Very occasional WAN down unknown error (user_request)

I get this very occasionally unknown error (user_request) and the WAN is down nothing other than restarting the router seems to restore, restart the wan or the ISP fibre modem makes no difference. It will run weeks and weeks between occurrences so I cannot be sure what the trigger is. Not a huge issue when I am at home but sometimes we travel for a few weeks at a time and I foresee I could get locked out.

Pi4B running OpenWrt 21.02.0 r16279-5cc0535800

Any thoughts on chasing this down or worse case scripting a method to detect the failure and reboot?

Of course having had to restart to get connection back I now have no logs from the event.

Dont know the cause but you can set a script to reboot it when pings to a certain ip fails for x times.
Use a public dns provider for x.

1 Like

Not tested but I cobbled together

#!/bin/bash

# add to crontab
# */5 * * * * "/root/Scripts/reboot-on-fail.sh"

# variables
ipregtest="^((25[0-5]|2[0-4][0-9]|[01]?[0-9][0-9]?)\.){3}(25[0-5]|2[0-4][0-9]|[01]?[0-9][0-9]?)$"
lockfile="/root/Scripts/lockdir/reboot.lock"
logfile="root/Scripts/logs/reboot.log"
counter=0
# functions
get_wan () {
. /lib/functions/network.sh
network_flush_cache
network_find_wan NET_IF
network_find_wan6 NET_IF6
network_get_ipaddr NET_ADDR "${NET_IF}"
network_get_ipaddr6 NET_ADDR6 "${NET_IF6}"
}
# Start here
if [ -f "$lockfile" ]; then exit 0; else touch "$lockfile"; fi

while [ $counter -lt 5 ] 
do
get_wan
WAN_IP=${NET_ADDR}
echo "IPv4 is $WAN_IP"
if [[ $WAN_IP =~ $ipregtest ]]; then echo "Good IP"; rm "$lockfile"; exit 0; else echo "Bad IP"; ((counter++));fi
sleep 180
done
echo "Failed 5 times, assume not recovering"
rm "$lockfile"
echo "At $(date) Wan is down for 5 checks ie. 15 minutes. Rebooting to recover" >> "$logfile"
reboot
exit

Of course this will keep rebooting during any planned outage, admittedly these are very rare

Would this fail if the wan ip remains but the internet drops?

watchcat seems ideal for this scenario maybe.

@IanBlakeley in terms of diagnosing the root cause, it would be helpful if you had logs from when the issue occurs.

Thanks. Looks like Watchcat does exactly what I was trying to implement.
It happens rarely and of course I am isolated when it does. Any idea which logs to grab? & could I add that to a script. It had certainly lost the Wan IP when I checked in Luci and as mentioned resetting the interface did nothing.

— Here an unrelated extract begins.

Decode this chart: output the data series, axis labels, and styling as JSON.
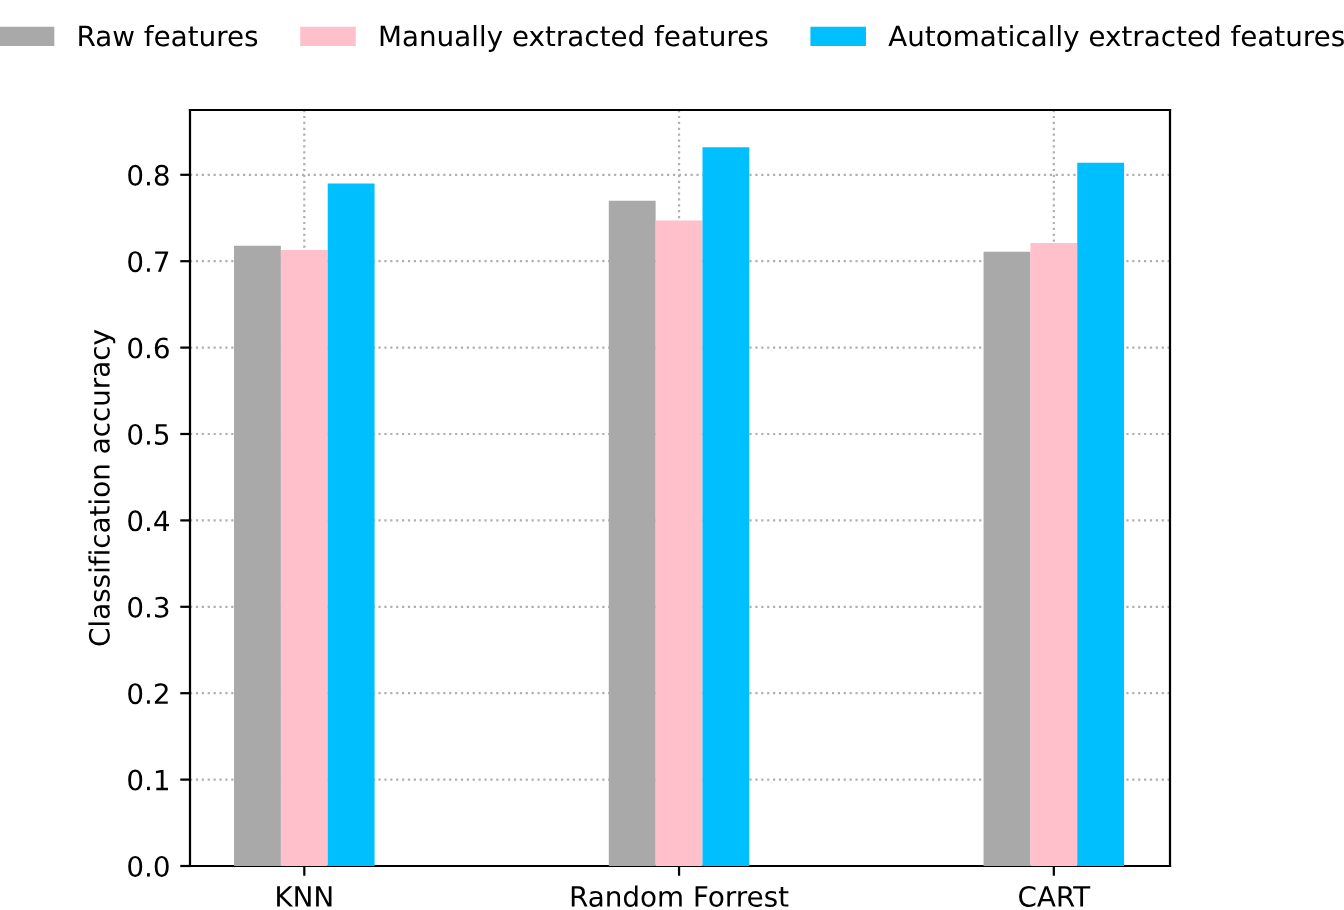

In Luci you can get them from the system logs section. With the logs you'll be able to see if there's anything significant that happens prior to losing the IP.

You can send the logs to a remote system if you have one running

Cool thanks. Okay it is logging to my NAS Syslog server.

1 Like

Also have a look at https://github.com/gSpotx2f/luci-app-internet-detector

This can ping public dns servers anf restart when ping fails for a set amount of time.